Le pont du Corbeau
Voici l'un des ponts les plus surprenant de Strasbourg.
Au 12 ème siècle, l'ouvrage est connu sous le terme de Schindbrücke
("le pont aux supplices"). C'est à cet endroit que sont organisées
certaines grandes exécutions publiques. Attachés dans un sac
de toile cousu à ses deux extrémités, les voleurs, maraudeurs,
parricides et autres femmes infidèles sont jetés dans l'Ill,
sous le regard exhalté d'une foule hystérique.
Avec les années, la peine (qui date de 1411) s'adoucit quelque peu. La noyade n'est plus réservée qu'aux cas les plus graves (meurtres, viols, incestes, adultères, abandons d'enfants) et les petits délits ne sont plus systématiquement punis par la mort. Des cages en métal sont installées aux extrémités du pont afin d'y exposer en publique, les "petits malfrats" (tavernier coupant son vin, boulanger trichant sur le poids de ses pains etc.). Au dernier jour de leur peine, les condamnés doivent sauter dans l'Ill. S'ils parviennent à regagner la rive, ils peuvent quitter librement la ville.

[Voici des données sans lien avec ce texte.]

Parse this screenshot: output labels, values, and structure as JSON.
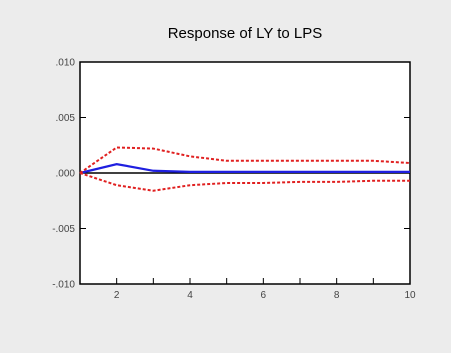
{
  "chart_data": {
    "type": "line",
    "title": "Response of LY to LPS",
    "xlabel": "",
    "ylabel": "",
    "x": [
      1,
      2,
      3,
      4,
      5,
      6,
      7,
      8,
      9,
      10
    ],
    "xlim": [
      1,
      10
    ],
    "ylim": [
      -0.01,
      0.01
    ],
    "x_ticks": [
      2,
      4,
      6,
      8,
      10
    ],
    "x_tick_labels": [
      "2",
      "4",
      "6",
      "8",
      "10"
    ],
    "y_ticks": [
      0.01,
      0.005,
      0.0,
      -0.005,
      -0.01
    ],
    "y_tick_labels": [
      ".010",
      ".005",
      ".000",
      "-.005",
      "-.010"
    ],
    "grid": false,
    "legend": "none",
    "series": [
      {
        "role": "response",
        "values": [
          0.0,
          0.0008,
          0.0002,
          0.0001,
          0.0001,
          0.0001,
          0.0001,
          0.0001,
          0.0001,
          0.0001
        ],
        "color": "#1f1fe0",
        "dashed": false
      },
      {
        "role": "upper-band",
        "values": [
          0.0,
          0.0023,
          0.0022,
          0.0015,
          0.0011,
          0.0011,
          0.0011,
          0.0011,
          0.0011,
          0.0009
        ],
        "color": "#e02020",
        "dashed": true
      },
      {
        "role": "lower-band",
        "values": [
          0.0,
          -0.0011,
          -0.0016,
          -0.0011,
          -0.0009,
          -0.0009,
          -0.0008,
          -0.0008,
          -0.0007,
          -0.0007
        ],
        "color": "#e02020",
        "dashed": true
      }
    ],
    "zero_line_color": "#000000",
    "axis_color": "#000000"
  }
}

Quelques décennies plus tard, le procédé d'immersion se mécanise. Les condamnés sont désormais attachés à un énorme levier en bois et immergés dans les eaux nauséabondes de l'embouchure de l'Ulmergraben". La technique est encore améliorée lorsque l'on décide de coupler directement les cages du pont au système d'immersion. Entre deux expositions publiques, la cage du condamné est descendue dans la rivière au moyen d'un treuil et le "bain" ne s'arrête que lorsque le supplicié perd connaissance.